Even though linkage disequilibrium block harboring exm-rs1321744 does not harbor any gene, there are three genes surrounding the significant associated peak: TBX18, NT5E, and SNX14. TBX18 encodes a member of an evolutionary conserved family of transcription factors that plays a crucial role in embryonic development. NT5E encodes a plasma protein membrane that catalyzes the conversion of extracellular nucleotides to membrane-permeable nucleosides. SNX14 encodes a member of the sorting nexin family that is involved in intracellular trafficking. The encoded protein also contains a regulator of G protein signaling domains that act as GTPase activating proteins for G alpha subunits of heterotrimeric G proteins.

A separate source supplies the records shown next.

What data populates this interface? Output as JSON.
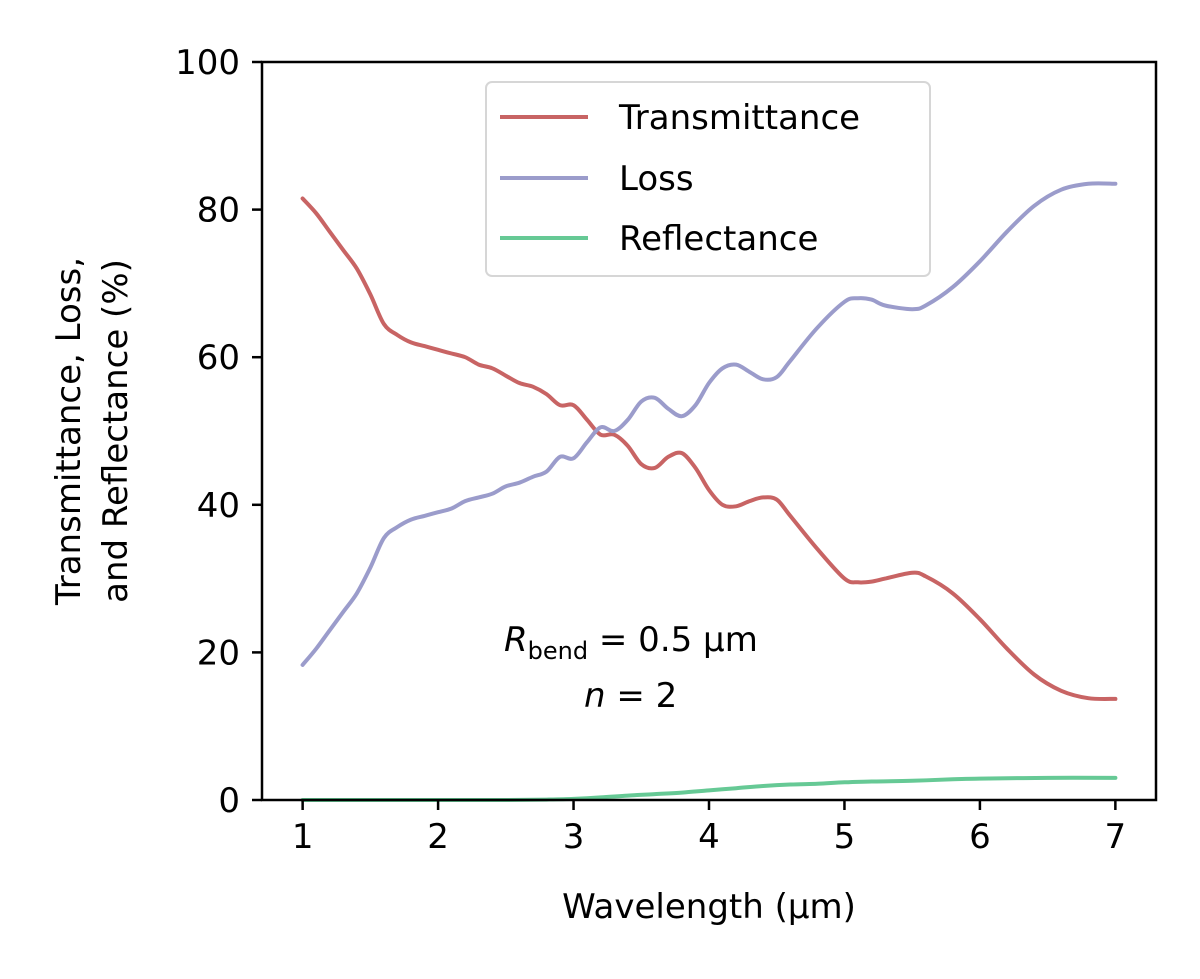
{
  "chart_data": {
    "type": "line",
    "title": "",
    "xlabel": "Wavelength (µm)",
    "ylabel_line1": "Transmittance, Loss,",
    "ylabel_line2": "and Reflectance (%)",
    "xlim": [
      0.7,
      7.3
    ],
    "ylim": [
      0,
      100
    ],
    "x_ticks": [
      1,
      2,
      3,
      4,
      5,
      6,
      7
    ],
    "y_ticks": [
      0,
      20,
      40,
      60,
      80,
      100
    ],
    "grid": false,
    "legend": {
      "placement": "top-center",
      "entries": [
        "Transmittance",
        "Loss",
        "Reflectance"
      ]
    },
    "annotations": {
      "line1_symbol": "R",
      "line1_subscript": "bend",
      "line1_rest": " = 0.5 µm",
      "line2_symbol": "n",
      "line2_rest": " = 2"
    },
    "colors": {
      "Transmittance": "#c86464",
      "Loss": "#9b9ccb",
      "Reflectance": "#66c995"
    },
    "series": [
      {
        "name": "Transmittance",
        "x": [
          1.0,
          1.1,
          1.2,
          1.3,
          1.4,
          1.5,
          1.6,
          1.7,
          1.8,
          1.9,
          2.0,
          2.1,
          2.2,
          2.3,
          2.4,
          2.5,
          2.6,
          2.7,
          2.8,
          2.9,
          3.0,
          3.1,
          3.2,
          3.3,
          3.4,
          3.5,
          3.6,
          3.7,
          3.8,
          3.9,
          4.0,
          4.1,
          4.2,
          4.3,
          4.4,
          4.5,
          4.6,
          4.8,
          5.0,
          5.1,
          5.2,
          5.3,
          5.5,
          5.6,
          5.8,
          6.0,
          6.2,
          6.4,
          6.6,
          6.8,
          7.0
        ],
        "y": [
          81.5,
          79.5,
          77.0,
          74.5,
          72.0,
          68.5,
          64.5,
          63.0,
          62.0,
          61.5,
          61.0,
          60.5,
          60.0,
          59.0,
          58.5,
          57.5,
          56.5,
          56.0,
          55.0,
          53.5,
          53.5,
          51.5,
          49.5,
          49.5,
          48.0,
          45.5,
          45.0,
          46.5,
          47.0,
          45.0,
          42.0,
          40.0,
          39.8,
          40.5,
          41.0,
          40.7,
          38.5,
          34.0,
          30.0,
          29.5,
          29.6,
          30.0,
          30.8,
          30.3,
          28.0,
          24.5,
          20.5,
          17.0,
          14.8,
          13.8,
          13.7
        ]
      },
      {
        "name": "Loss",
        "x": [
          1.0,
          1.1,
          1.2,
          1.3,
          1.4,
          1.5,
          1.6,
          1.7,
          1.8,
          1.9,
          2.0,
          2.1,
          2.2,
          2.3,
          2.4,
          2.5,
          2.6,
          2.7,
          2.8,
          2.9,
          3.0,
          3.1,
          3.2,
          3.3,
          3.4,
          3.5,
          3.6,
          3.7,
          3.8,
          3.9,
          4.0,
          4.1,
          4.2,
          4.3,
          4.4,
          4.5,
          4.6,
          4.8,
          5.0,
          5.1,
          5.2,
          5.3,
          5.5,
          5.6,
          5.8,
          6.0,
          6.2,
          6.4,
          6.6,
          6.8,
          7.0
        ],
        "y": [
          18.3,
          20.5,
          23.0,
          25.5,
          28.0,
          31.5,
          35.5,
          37.0,
          38.0,
          38.5,
          39.0,
          39.5,
          40.5,
          41.0,
          41.5,
          42.5,
          43.0,
          43.8,
          44.5,
          46.5,
          46.3,
          48.5,
          50.5,
          50.0,
          51.5,
          54.0,
          54.5,
          53.0,
          52.0,
          53.5,
          56.5,
          58.5,
          59.0,
          58.0,
          57.0,
          57.3,
          59.5,
          64.0,
          67.5,
          68.0,
          67.8,
          67.0,
          66.5,
          67.0,
          69.5,
          73.0,
          77.0,
          80.5,
          82.7,
          83.5,
          83.5
        ]
      },
      {
        "name": "Reflectance",
        "x": [
          1.0,
          1.5,
          2.0,
          2.5,
          2.8,
          3.0,
          3.2,
          3.4,
          3.6,
          3.8,
          4.0,
          4.2,
          4.4,
          4.6,
          4.8,
          5.0,
          5.2,
          5.5,
          5.8,
          6.0,
          6.5,
          7.0
        ],
        "y": [
          0.0,
          0.0,
          0.0,
          0.0,
          0.05,
          0.15,
          0.35,
          0.6,
          0.8,
          1.0,
          1.3,
          1.6,
          1.9,
          2.1,
          2.2,
          2.4,
          2.5,
          2.6,
          2.8,
          2.9,
          3.0,
          3.0
        ]
      }
    ]
  }
}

Our ARPA results suggest that the phenotype for antidepressant response is polygenic, as tree analysis showed that three common functional SNPs could predict remitter versus nonresponder status with 94% accuracy in our population. The top main splitter, exm-rs1321744, was discussed above, but, intriguingly, the other main splitter variants are located in regions relevant to lipoprotein function; rs7679 (in the
PCIF1 gene, chromosome 20) has genome-wide association with blood lipoprotein concentrations (
49), and intergenic exm-rs350035 on chromosome 5 is 10 nucleotides away from rs351629, a genome-wide SNP associated with triglycerides phenotype (
50) (source, dbGaP;
http://www.ncbi.nlm.nih.gov/gap).
Our study had several limitations. One is that the genotyping was done in only 65 of 166 participants who completed 8 weeks of treatment and 232 intent-to-treat subjects. We found no differences in week 8 HAM-D scores between completers who were genotyped and those who were not (see Table S3 in the online data supplement), which supports the absence of any ascertainment bias. A second limitation is that antidepressant blood levels were not included as a covariate, as they were randomly collected at different times of the day; some patients could come for follow-ups only in the evening. The absence of placebo is another important limitation. However, as the efficacies of desipramine or fluoxetine were well known when we designed our study, it would be ethically problematic to justify a placebo arm. To minimize placebo response in our study, patients received placebo during the first week of their treatment. Placebo was given single-blinded; patients knew that they were going to receive 1 week of placebo at some point in their treatment course, but staff knew that this would occur in the first week of treatment. In our study, we determined a priori that placebo response was a reason to remove participants from the study, and therefore we believe that the SNPs we identified are likely to predict response to antidepressant treatment and not merely improvement.